Abstract
Many approaches have been used for modeling Top of Line Corrosion (TLC). One common principle is that TLC is limited by the amount of iron that can be transported with the condensed water. This means that the TLC rate is proportional to the condensation rate and proportional to the solubility of iron in the condensing phase. Therefore, TLC rate modeling typically involves a combination of condensation rate calculations and chemical equilibrium calculations. The presence of organic acid will reduce the pH and increase the iron solubility in the condensing water. It is therefore important that the chemical equilibrium calculations also include the effect of organic acids. Condensation of pure water is well understood and calculation of condensation rates has been implemented in several multiphase flow software packages on the market.
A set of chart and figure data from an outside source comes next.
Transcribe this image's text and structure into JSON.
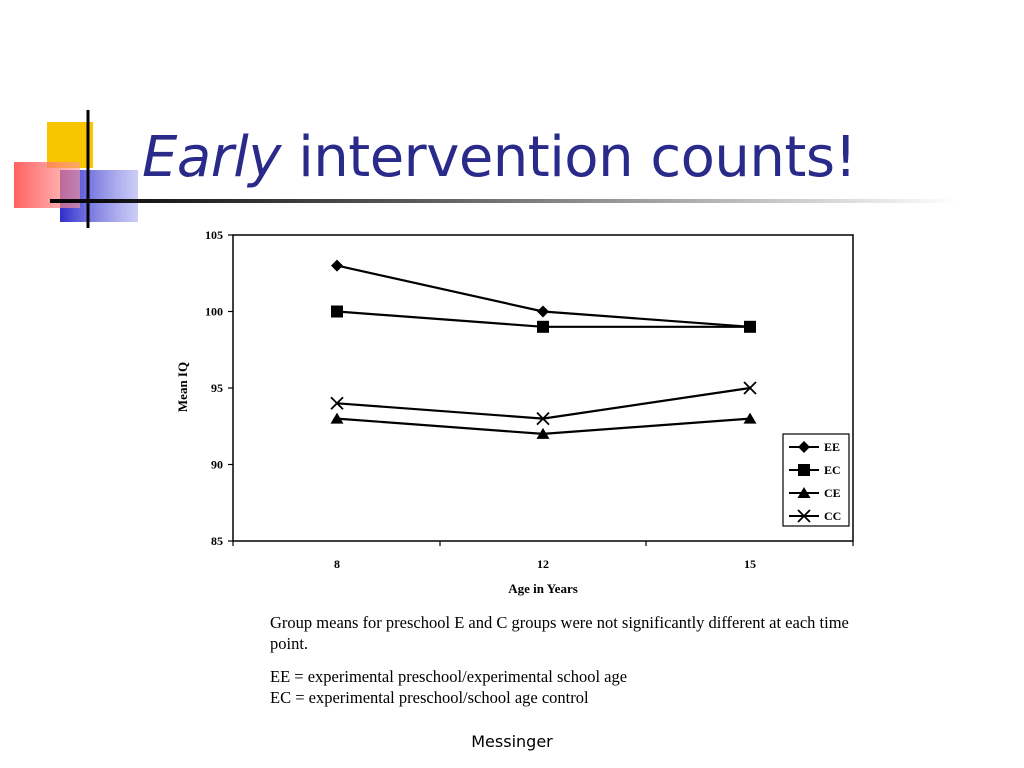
{
  "slide": {
    "title_emphasis": "Early",
    "title_rest": " intervention counts!",
    "footer": "Messinger"
  },
  "colors": {
    "title": "#2a2a8a",
    "ornament_yellow": "#f7c600",
    "ornament_blue": "#2e2ecc",
    "ornament_red": "#ff6b6b"
  },
  "caption": {
    "note": "Group means for preschool E and C groups were not significantly different at each time point.",
    "def_ee": "EE = experimental preschool/experimental school age",
    "def_ec": "EC = experimental preschool/school age control"
  },
  "chart_data": {
    "type": "line",
    "xlabel": "Age in Years",
    "ylabel": "Mean IQ",
    "categories": [
      "8",
      "12",
      "15"
    ],
    "ylim": [
      85,
      105
    ],
    "yticks": [
      85,
      90,
      95,
      100,
      105
    ],
    "legend_position": "right",
    "grid": false,
    "series": [
      {
        "name": "EE",
        "marker": "diamond",
        "values": [
          103,
          100,
          99
        ]
      },
      {
        "name": "EC",
        "marker": "square",
        "values": [
          100,
          99,
          99
        ]
      },
      {
        "name": "CE",
        "marker": "triangle",
        "values": [
          93,
          92,
          93
        ]
      },
      {
        "name": "CC",
        "marker": "x",
        "values": [
          94,
          93,
          95
        ]
      }
    ]
  }
}
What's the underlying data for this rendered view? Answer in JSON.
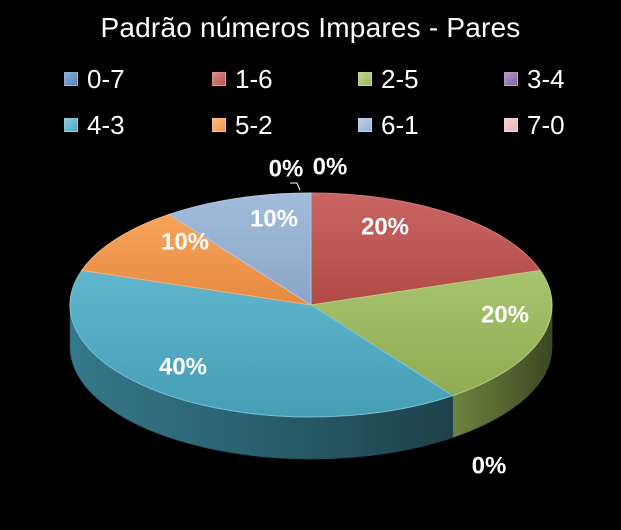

Glycol injection is applied to many gas transport pipelines to avoid hydrate formation. Mono Ethylene Glycol (MEG) is commonly used for this purpose; typically about 80 wt.% MEG is injected at the well head and the aqueous phase at the end of the pipeline contains about 40 wt.% MEG. The effect of MEG on internal condensation in pipelines has been less investigated. When MEG is present it will reduce the water vapor pressure but at the same time a small amount of MEG will evaporate and be present in the gas phase. If the chemical calculations are based on condensing the gas phase components without resupply to maintain the chemical equilibrium (e.g. due to slow kinetics), the condensing phase will be almost pure water. If complete chemical equilibrium is assumed, the condensing phase will contain much more MEG, and in principle it will have almost the same MEG content as the aqueous phase at the bottom of line.
This paper discusses various TLC modeling approaches, in particular how the corrosion rates are affected by MEG and organic acids.